Please, please join me in this journey as I share my experiences, my joy, my fears, my emotions, my "wins". I can't do this without you! Your support has meant everything to us, and I hope that people will read this blog as a way to not only get updates from me, but to leave a comment-a thought, a "boost", or even a bit of inspiration for me. It's important! I know that writing on this blog will be therapeutic for me as I go through this trial, and I also hope I can help others along the way!!!

HERE WE GO!!!

Sunday, August 1, 2010

Why I write...

For about 6 months now, I have had the urge, desire, or even call it prompting from God, to share my story and journey cancer. It has taken me this long to do something about it (yes, procrastination is a big problem of mine!). I guess this blog serves many purposes in my eyes. One, is that it is a way for me to document and journal my experiences for my kids and their kids to read about someday. Since my children are so young right now, they won't remember much of the trials we are facing at this time in our lives. But one day, I want them to remember and know how much this trial, the fight for my life, changed our lives. For the better. I want them to know how blessed we were, how much we grew and were strengthened through this experience, and most importantly, that we can and will get through whatever obstacle in life we are handed with the help and love from our Heavenly Father.

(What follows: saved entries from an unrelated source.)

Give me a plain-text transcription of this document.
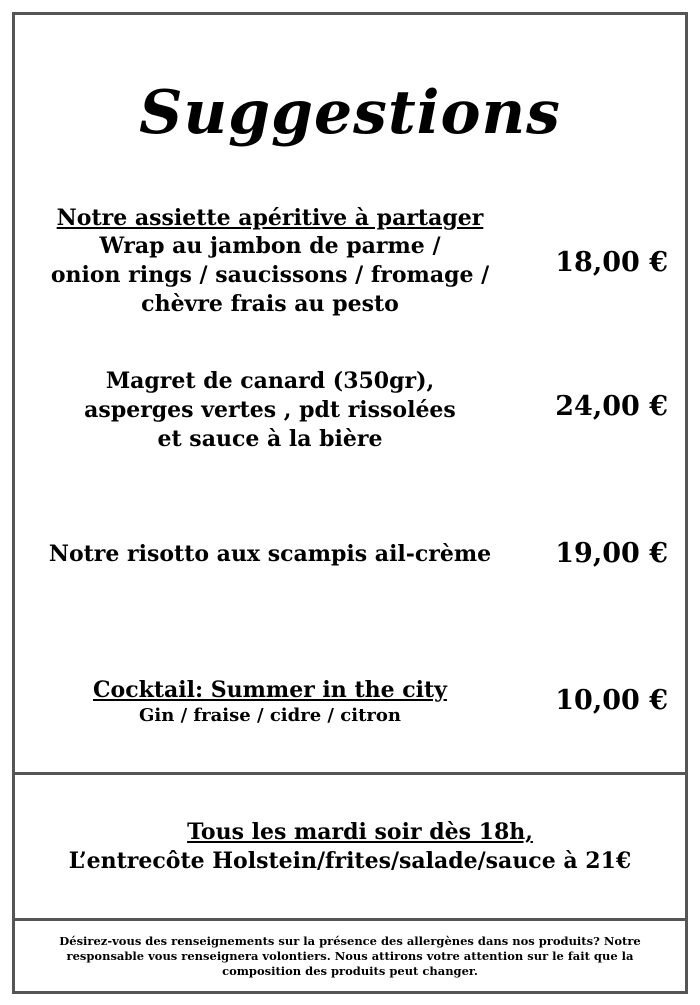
Suggestions
Notre assiette apéritive à partager
Wrap au jambon de parme /
onion rings / saucissons / fromage /
chèvre frais au pesto
18,00 €
Magret de canard (350gr),
asperges vertes , pdt rissolées
et sauce à la bière
24,00 €
Notre risotto aux scampis ail-crème	19,00 €
Cocktail: Summer in the city
Gin / fraise / cidre / citron	10,00 €
Tous les mardi soir dès 18h,
L’entrecôte Holstein/frites/salade/sauce à 21€
Désirez-vous des renseignements sur la présence des allergènes dans nos produits? Notre responsable vous renseignera volontiers. Nous attirons votre attention sur le fait que la composition des produits peut changer.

It is therapeutic and helpful for me to write this blog while I am in this fight. It gives me an outlet to let go of my stress, worry, and fear and remember who I am, what I've been blessed with, and how strong I really am. Obviously, it is also a way for our family and friends to know our happenings and get updates (along w/ our family blog). The last reason I share my journey, and probably the biggest, is to hopefully strengthen and inspire others to have courage, optimism, and faith through their trials. If I can do that, then mission accomplished.